ヴィラローカの両親も種族を超えて恋愛成就してしまったために、生まれ故郷を追われてこの村にたどり着いたというし。
ただ、カティサークの場合は大分異なる。
彼はこの村を離れては通常の生活が送れない。
しかも離れれば離れるほど生体機能が落ちてゆくというし…どれくらい離れられるのかも不明。

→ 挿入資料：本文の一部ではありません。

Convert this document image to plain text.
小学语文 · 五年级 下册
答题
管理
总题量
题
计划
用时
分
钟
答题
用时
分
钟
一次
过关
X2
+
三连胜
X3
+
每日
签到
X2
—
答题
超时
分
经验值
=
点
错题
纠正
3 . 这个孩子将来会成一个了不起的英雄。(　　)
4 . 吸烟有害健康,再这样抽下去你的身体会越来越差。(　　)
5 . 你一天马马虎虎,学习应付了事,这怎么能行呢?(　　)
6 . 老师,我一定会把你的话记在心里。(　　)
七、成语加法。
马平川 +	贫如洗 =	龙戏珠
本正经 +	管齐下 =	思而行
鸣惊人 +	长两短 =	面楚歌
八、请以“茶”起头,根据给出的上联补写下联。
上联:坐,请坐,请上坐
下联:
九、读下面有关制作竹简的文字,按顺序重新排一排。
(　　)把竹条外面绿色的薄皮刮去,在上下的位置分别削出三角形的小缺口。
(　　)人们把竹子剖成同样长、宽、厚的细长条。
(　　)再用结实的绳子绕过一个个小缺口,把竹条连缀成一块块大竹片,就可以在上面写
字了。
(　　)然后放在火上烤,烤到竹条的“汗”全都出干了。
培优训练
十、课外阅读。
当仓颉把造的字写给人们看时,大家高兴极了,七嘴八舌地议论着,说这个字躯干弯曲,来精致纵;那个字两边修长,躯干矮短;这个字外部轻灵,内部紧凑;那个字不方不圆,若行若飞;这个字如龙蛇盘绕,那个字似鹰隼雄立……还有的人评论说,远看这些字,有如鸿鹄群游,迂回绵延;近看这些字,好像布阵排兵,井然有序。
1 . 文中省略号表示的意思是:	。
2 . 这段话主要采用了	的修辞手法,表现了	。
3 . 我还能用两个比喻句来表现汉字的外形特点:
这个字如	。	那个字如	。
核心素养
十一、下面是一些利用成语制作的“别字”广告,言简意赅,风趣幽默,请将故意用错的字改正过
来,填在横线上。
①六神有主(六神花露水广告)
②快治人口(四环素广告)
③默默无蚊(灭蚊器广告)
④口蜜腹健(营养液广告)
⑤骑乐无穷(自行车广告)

カティサークがこの村に縛り付けられている理由も相変わらず不明だ。
?
?
   ***
?
?

”スプライス、もう大体絞れたんじゃない?”
自室でボンヤリしている時にそう声がした気がして辺りを見回すと、
”…ぼけた?”
いかにも僕の様子を笑ってみているような声がはっきりとした。
頭のなかに直接響くような。
「すっかり平和ボケだよ」
誰の声かわかってほっとひとこと。
”ソレは良かった。『平和ボケ』になるくらい心にゆとりが出来たってことだもんね”
そう言われれば、そうか。
「最近忙しいだろ、ブレース?僕と変わる?」
”残念だけどまだ『帰ってきたばかり』でこっちでゆっくりしたいし。それに、スプライスよりはいつも心に余裕はあるつもりなんだけど”
「うそつけ。動いてないと倒れてしまいそうなくせに」
そういえばこうやって会話はするが、もう何年も直接あってはいない。
ブレースの言うとおり僕に余裕が無かったからだろう。
でもブレースも余裕がなくなってきているはずだ。
以前ちょくちょく会った頃は、ブレースが僕のところに訪ねてくるのが常だった。